By then all the independent bookstores in Nashville, not to mention the Borders chain, had gone out of business, killed by the online goliath. But Ms. Patchett and Ms. Hayes trusted Nashville to support a store that was just the right size — small and cozy, with comfortable chairs, lovingly chosen books and, perhaps most crucially, dogs. Dogs who offer their bellies for rubbing and who will patiently listen to a child read them a story and sometimes even jump through a hula hoop.
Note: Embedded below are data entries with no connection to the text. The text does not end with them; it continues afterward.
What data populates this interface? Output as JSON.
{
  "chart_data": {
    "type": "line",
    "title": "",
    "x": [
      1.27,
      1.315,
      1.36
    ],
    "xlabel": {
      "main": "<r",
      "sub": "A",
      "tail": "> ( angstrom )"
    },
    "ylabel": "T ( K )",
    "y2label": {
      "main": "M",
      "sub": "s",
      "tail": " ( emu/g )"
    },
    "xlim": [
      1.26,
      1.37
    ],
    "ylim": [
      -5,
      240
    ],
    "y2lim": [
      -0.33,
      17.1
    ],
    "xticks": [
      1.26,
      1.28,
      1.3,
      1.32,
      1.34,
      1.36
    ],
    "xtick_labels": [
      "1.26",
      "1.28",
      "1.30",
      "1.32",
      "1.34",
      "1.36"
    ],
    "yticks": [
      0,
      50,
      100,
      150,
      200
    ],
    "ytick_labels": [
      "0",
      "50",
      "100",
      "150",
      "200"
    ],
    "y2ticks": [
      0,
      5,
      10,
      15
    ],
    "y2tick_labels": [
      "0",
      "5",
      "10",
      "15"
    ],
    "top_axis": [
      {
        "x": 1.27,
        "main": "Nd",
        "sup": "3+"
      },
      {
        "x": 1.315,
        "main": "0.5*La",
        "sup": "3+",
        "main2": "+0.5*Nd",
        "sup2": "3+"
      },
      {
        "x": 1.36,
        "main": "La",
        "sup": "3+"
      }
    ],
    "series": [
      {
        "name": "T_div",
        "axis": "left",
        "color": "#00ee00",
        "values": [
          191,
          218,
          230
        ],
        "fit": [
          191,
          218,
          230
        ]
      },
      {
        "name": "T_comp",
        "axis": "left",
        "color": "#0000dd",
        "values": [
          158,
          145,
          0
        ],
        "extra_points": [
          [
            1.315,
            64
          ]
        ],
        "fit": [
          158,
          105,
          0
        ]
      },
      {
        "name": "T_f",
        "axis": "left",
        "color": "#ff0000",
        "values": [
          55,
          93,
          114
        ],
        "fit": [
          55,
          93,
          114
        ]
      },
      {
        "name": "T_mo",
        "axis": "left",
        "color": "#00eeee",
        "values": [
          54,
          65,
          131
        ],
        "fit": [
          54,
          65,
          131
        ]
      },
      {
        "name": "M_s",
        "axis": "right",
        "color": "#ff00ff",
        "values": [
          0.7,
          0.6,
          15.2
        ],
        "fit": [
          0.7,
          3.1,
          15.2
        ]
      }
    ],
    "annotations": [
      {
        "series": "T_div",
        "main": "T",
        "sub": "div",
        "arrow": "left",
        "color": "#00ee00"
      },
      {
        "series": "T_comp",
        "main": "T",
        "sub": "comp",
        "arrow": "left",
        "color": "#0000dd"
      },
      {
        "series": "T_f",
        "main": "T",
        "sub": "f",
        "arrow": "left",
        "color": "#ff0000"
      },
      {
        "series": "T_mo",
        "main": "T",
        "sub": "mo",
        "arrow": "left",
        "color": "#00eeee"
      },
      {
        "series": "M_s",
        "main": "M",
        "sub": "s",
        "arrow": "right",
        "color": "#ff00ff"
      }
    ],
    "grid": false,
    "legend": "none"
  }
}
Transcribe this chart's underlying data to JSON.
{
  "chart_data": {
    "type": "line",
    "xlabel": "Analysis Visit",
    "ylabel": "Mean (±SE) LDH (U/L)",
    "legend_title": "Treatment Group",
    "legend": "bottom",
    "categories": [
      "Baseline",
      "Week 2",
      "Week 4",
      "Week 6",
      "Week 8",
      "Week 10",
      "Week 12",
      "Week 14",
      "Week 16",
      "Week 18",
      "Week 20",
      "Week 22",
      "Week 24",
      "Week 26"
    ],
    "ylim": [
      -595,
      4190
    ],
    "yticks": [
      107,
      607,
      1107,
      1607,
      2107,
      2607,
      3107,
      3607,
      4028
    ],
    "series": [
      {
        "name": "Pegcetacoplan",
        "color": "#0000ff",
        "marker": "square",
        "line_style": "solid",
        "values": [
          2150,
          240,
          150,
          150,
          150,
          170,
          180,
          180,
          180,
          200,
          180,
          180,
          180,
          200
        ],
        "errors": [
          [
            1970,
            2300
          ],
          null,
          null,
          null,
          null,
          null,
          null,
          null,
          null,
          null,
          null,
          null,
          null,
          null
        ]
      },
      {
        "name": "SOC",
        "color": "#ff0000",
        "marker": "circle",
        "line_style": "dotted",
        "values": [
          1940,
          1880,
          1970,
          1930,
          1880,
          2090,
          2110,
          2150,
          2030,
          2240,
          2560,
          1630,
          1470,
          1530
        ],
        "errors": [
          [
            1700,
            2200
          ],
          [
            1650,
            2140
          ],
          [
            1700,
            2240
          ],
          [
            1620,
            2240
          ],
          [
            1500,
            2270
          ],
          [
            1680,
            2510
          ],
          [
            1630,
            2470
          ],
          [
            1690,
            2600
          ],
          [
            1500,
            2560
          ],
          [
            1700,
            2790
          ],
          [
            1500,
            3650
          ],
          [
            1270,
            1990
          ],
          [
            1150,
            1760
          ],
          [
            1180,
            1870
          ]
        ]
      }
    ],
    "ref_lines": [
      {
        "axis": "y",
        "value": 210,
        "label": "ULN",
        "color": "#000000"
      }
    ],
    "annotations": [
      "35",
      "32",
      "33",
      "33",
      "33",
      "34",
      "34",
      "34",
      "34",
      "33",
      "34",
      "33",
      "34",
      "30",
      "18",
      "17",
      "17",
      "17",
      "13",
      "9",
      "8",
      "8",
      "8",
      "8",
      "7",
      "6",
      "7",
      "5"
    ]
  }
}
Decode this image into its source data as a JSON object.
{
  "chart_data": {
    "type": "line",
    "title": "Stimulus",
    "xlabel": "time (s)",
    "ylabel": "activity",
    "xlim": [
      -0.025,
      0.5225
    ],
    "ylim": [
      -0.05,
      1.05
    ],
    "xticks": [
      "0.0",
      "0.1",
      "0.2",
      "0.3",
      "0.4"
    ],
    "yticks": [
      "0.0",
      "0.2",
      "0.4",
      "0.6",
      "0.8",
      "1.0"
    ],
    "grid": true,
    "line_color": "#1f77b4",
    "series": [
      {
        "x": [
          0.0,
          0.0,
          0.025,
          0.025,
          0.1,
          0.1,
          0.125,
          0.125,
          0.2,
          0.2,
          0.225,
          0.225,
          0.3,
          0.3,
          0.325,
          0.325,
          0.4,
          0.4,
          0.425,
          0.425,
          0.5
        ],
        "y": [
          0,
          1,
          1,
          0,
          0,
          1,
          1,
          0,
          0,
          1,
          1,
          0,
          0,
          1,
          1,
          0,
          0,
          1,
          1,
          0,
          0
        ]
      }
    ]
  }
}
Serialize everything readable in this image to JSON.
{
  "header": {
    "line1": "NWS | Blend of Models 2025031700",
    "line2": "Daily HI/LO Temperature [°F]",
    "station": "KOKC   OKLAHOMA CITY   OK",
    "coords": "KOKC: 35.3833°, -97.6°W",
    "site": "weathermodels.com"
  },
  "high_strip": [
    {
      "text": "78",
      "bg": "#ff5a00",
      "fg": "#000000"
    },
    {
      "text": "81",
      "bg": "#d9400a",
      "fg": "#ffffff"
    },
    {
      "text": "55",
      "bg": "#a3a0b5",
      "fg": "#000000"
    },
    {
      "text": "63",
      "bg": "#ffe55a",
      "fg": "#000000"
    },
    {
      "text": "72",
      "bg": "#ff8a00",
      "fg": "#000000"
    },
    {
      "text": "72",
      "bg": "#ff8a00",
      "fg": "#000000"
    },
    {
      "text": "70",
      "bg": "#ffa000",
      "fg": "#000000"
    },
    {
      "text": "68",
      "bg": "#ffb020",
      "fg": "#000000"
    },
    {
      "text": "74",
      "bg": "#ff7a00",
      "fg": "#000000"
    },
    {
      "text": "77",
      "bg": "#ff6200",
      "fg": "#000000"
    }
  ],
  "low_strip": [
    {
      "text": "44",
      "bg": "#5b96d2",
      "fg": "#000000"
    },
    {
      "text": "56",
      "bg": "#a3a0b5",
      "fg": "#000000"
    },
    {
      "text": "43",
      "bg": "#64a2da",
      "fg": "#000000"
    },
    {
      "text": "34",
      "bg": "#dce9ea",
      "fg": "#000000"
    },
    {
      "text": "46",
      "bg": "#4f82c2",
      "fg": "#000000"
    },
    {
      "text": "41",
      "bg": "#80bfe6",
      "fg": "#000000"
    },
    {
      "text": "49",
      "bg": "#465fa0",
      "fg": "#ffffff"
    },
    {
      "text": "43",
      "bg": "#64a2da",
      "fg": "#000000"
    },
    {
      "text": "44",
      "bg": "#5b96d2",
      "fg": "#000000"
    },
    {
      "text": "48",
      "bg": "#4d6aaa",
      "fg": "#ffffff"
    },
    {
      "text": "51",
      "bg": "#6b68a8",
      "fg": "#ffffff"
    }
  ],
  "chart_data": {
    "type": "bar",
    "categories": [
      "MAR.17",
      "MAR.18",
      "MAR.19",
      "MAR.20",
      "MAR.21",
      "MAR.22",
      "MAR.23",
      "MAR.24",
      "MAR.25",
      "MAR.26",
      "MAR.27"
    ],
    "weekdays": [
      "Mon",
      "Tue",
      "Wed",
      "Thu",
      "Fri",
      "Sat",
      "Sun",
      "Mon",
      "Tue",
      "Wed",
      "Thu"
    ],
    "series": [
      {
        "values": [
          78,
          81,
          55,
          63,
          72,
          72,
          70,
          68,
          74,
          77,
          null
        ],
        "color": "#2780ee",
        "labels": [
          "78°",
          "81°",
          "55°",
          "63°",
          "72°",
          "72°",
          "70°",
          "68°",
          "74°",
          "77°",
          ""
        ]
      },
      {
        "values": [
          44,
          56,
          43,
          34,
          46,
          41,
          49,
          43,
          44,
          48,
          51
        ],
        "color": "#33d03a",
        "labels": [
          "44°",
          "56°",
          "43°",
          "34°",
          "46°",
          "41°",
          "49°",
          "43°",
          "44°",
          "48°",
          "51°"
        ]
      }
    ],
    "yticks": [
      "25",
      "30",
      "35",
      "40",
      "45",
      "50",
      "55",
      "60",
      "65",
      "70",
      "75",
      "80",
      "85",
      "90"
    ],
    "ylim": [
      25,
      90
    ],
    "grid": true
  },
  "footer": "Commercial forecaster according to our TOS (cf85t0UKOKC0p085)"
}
“The Shop Dogs of Parnassus” was published in a limited edition to benefit the Parnassus Foundation, which buys books for children who can’t afford them. It’s a charming tale, and I wasn’t the only one in the store that morning to pick up a copy. As I was browsing near the back, I overheard a customer up front reminiscing about Bear, the much-missed mixed breed who wore a diaper and parked himself at the front door, the store’s unofficial greeter.
Sissy Gardner, who is the assistant floor manager at Parnassus, and who belonged to the late Bear, climbed down off the ladder where she was shelving books. “Would you like a pair of Bear earrings?” she asked the customer. “We’ve stopped selling them, but we still give them away to people who loved Bear.”
That’s how it works at any local bookshop. The love goes in all directions — circling back and forth between writers and readers and booksellers and even old dogs wearing diapers. What more could a person want this holiday season than to shop in a place surrounded by love?